Influencing initrd creation
When invoking “mkinitrd” on a joyfully running system, usually the only problem you’ll run into is that of too limited disk space in /tmp or the target folder (typically /boot).
But what if you’re already facing a bad initrd and used some recovery boot medium to start up a rescue system? I, for one, typically need to specify which features to put into the to-be-created initrd, as the rescue system doesn’t provide the environment to auto-detect everything required. My steps to get there, after having booted into a rescue Linux system (i.e. from a current openSUSE USB boot stick) and being logged in as root, are:
- make sure the LVM group carrying the system’s file systems is active
- mount the root file system to /mnt
- mount all other disk-based file systems to their according mount point beneath /mnt
- do not forget to mount the separate boot partition to /mnt/boot
- create copy mounts for /sys and /proc (“mount –bind /proc /mnt/proc; mount –bind /sys /mnt/sys)
- “chroot /mnt”
These comands leave me with a common starting point for all rescue activities, running within my standard server file systems (albeit with a different kernel). To re-create the initrd files, “mkinitrd” can be invoked, but should be monitored closely. If, like in the case I mentioned initially, there are more complex boot setups like “root file system on LVM ontop RAID1”, you may need to manually specify the required features and the device carrying the root file system. I. e.
mkinitrd -d /dev/system/root -f "lvm2 dm md"
so that the required modules are included in the created file. If in doubt, you can simply run “mkinitrd -A” to create an initrd file with all available modules inside, the so call “monster initrd”. It’ll take up quite some space and let’s your system boot more slowly, but as you’re typically trying to recover from a severe problem, that’s a low price to pay to get the system to boot again – and you can later on always re-run “mkinitrd” to create inital RAM disks with only the required modules… once the system is back online.
initrd difficulties at run-time
Sometimes, you do have an initrd file that seems to boot the system, but fails to mount the disk-based root file system. What will happen is that initrd will drop you to a command line prompt, after telling you that the root file system could not be mounted:
invalid root filesystem -- exiting to /bin/sh
Unfortunately, you only have very limited options at this stage: There are close to no typical command line tools included in the initial RAM disk, so you’ll have to improvise.
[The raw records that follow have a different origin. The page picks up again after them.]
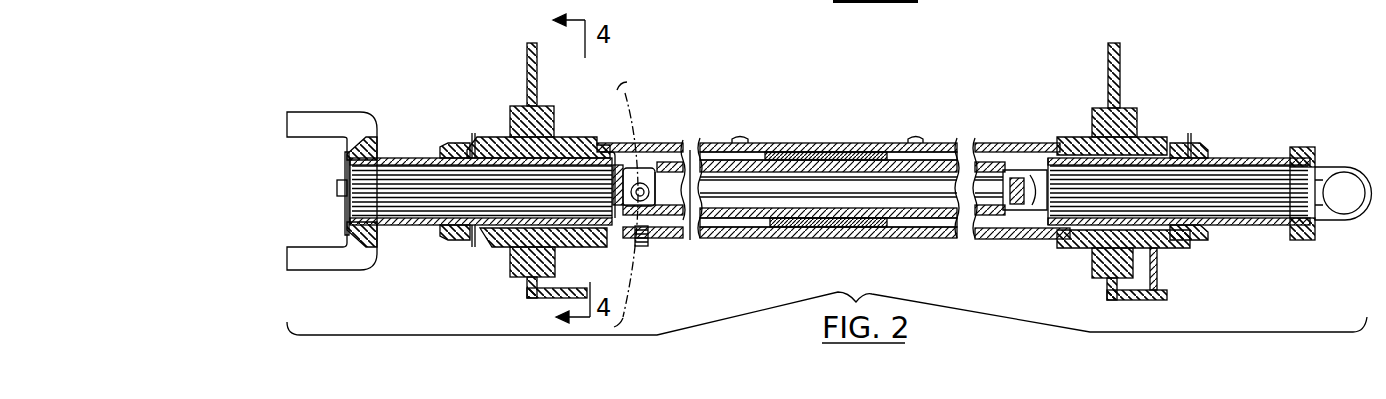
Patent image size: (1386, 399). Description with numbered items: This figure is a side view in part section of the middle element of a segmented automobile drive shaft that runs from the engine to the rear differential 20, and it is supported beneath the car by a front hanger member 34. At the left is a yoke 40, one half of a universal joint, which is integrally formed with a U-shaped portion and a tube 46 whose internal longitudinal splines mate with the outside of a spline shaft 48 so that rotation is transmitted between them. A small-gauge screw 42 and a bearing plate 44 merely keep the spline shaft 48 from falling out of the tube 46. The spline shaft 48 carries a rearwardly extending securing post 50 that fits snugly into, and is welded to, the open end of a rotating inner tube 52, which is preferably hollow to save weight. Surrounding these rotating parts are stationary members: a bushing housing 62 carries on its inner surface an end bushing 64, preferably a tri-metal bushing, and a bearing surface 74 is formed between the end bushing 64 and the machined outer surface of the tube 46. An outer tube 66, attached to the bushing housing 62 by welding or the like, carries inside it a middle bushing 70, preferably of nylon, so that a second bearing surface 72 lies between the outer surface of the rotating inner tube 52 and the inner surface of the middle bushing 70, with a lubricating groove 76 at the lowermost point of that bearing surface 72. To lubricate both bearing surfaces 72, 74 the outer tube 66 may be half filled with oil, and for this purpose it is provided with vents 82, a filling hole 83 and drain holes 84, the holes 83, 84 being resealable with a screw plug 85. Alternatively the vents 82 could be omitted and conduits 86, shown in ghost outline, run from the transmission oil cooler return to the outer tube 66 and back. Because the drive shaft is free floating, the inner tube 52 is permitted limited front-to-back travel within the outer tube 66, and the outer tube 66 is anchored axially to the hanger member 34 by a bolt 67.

The rear differential 20 is at (796, 268).
The front hanger member 34 is at (532, 43).
The yoke 40 is at (348, 125).
The screw 42 is at (338, 192).
The bearing plate 44 is at (346, 168).
The tube 46 is at (414, 156).
The spline shaft 48 is at (613, 152).
The securing post 50 is at (650, 168).
The rotating inner tube 52 is at (760, 166).
The bushing housing 62 is at (502, 250).
The end bushing 64 is at (588, 246).
The outer tube 66 is at (458, 236).
The bolt 67 is at (1158, 262).
The middle bushing 70 is at (824, 150).
The bearing surface 72 is at (880, 143).
The bearing surface 74 is at (578, 136).
The lubricating groove 76 is at (862, 238).
The vents 82 is at (742, 136).
The filling hole 83 is at (690, 152).
The drain holes 84 is at (636, 252).
The screw plug 85 is at (650, 215).
The conduits 86 is at (633, 92).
But if all required features where included in the initrd file, but some run-time configuration problem caused the above message, then you have a good chance of recovering from here: All you have to do is to make sure that the root file system’s device becomes available, and then simply leave this shell via “exit”. The initrd init code will retry to mount the root file system (from the now available root device) and, on success, will continue the boot as if nothing has happened.
A typical case for me is when I have to manually set up the RAID1 and activate the volume group, as some change caused the automatic procedure to fail to correctly auto-configure everything for me.
If you’re a sysadmin and not just a drive-by visitor to this blog, I strongly recommend to become familiar with both the creation and the typical content of the initial RAM disk of your Linux distribution – it will pay off when you hit that fatal message from above and are low on time to get your server back online.